MOVIES
UC Davis uses machine learning analysis of handgun transactions to predict firearm suicide risk
First-of-its-kind study shows algorithm can forecast the likelihood of firearm suicide using handgun purchasing data
A new study from the Violence Prevention Research Program (VPRP) at UC Davis suggests machine learning, a type of artificial intelligence, may help identify handgun purchasers who are at high risk of suicide. It also identified individual and community characteristics that are predictive of firearm suicide. The study was published in JAMA Network Open.
Previous research has shown the risk of suicide is particularly high immediately after purchase, suggesting that acquisition itself is an indicator of elevated suicide risk.
Risk factors identified by the algorithm to be predictive of firearm suicide included:
- older age
- first-time firearm purchaser
- white race
- living near the gun dealer
- purchasing a revolver
“While limiting access to firearms among individuals at increased risk for suicide presents a critical opportunity to save lives, accurately identifying those at risk remains a key challenge. Our results suggest the potential utility of handgun records in identifying high-risk individuals to aid suicide prevention,” said Hannah S. Laqueur, an assistant professor in the Department of Emergency Medicine and lead author of the study.

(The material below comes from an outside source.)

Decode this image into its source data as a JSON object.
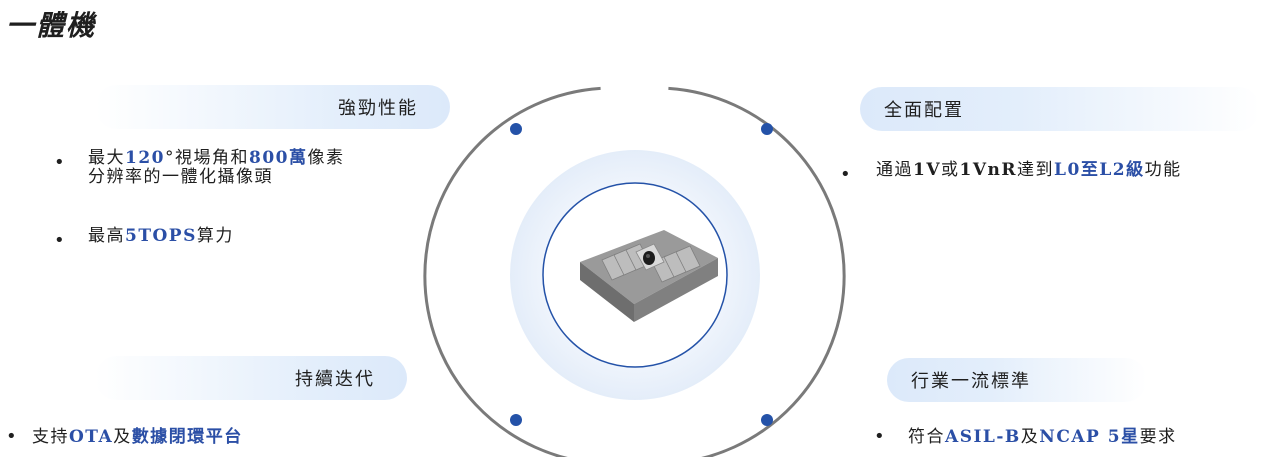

In 2020, almost 48,000 Americans died by suicide, of which more than 24,000 were firearm suicides. Firearms are by far the most lethal method of suicide. Access to firearms has been identified as a major risk factor for suicide and is a potential focus for suicide prevention.
Methodology
To see if an algorithm could identify gun purchasers at risk of firearm suicide, the researchers looked at data from almost five million firearm transactions from the California Dealer Record of Sale database (DROS). The records, which spanned from 1996 to 2015, represented almost two million individuals. They also looked at firearm suicide data from California death records between 1996 and 2016.
The team generated 41 predictor variables from the transaction data. Among other data points, the researchers looked at handgun categories (such as a revolver or semiautomatic pistol), caliber size, price, where the gun was purchased, the buyer’s previous gun purchases, gun purchases, gender, race and ethnicity, and age.
The researchers ran a random forest classification algorithm — which can generate predictions on a wide range of data. They used the transaction-level data to predict firearm suicide within one year of purchase.
Among the top 5% of transactions identified as the riskiest, close to 40%, or 379 of 983, were associated with a purchaser who died by firearm suicide within one year.
Among the very small number of transactions with a random forest score or predicted probability of 0.95 and above, 69%, or 24 of 35, were affiliated with a purchaser who died by firearm suicide within one year.
“Research has established a clear and strong association between firearm acquisition and ownership and firearm suicide risk, but this study contributes to the growing evidence that computational methods can aid in the identification of high-risk groups and the development of targeted interventions,” Laqueur said.
The researchers caution that the first-of-its-kind study was large “proof of concept.” Still, the results suggest the potential of utilizing handgun records in identifying high-risk individuals to aid suicide prevention. They also noted that many firearm suicides occurred among individuals classified as “low-risk,” so other forms of intervention would be necessary to prevent firearm suicide in this group.
Additional authors of the study include Colette Smirniotis, Christopher McCort, and Garen J. Wintemute from the VPRO and the California Firearm Violence Research Center.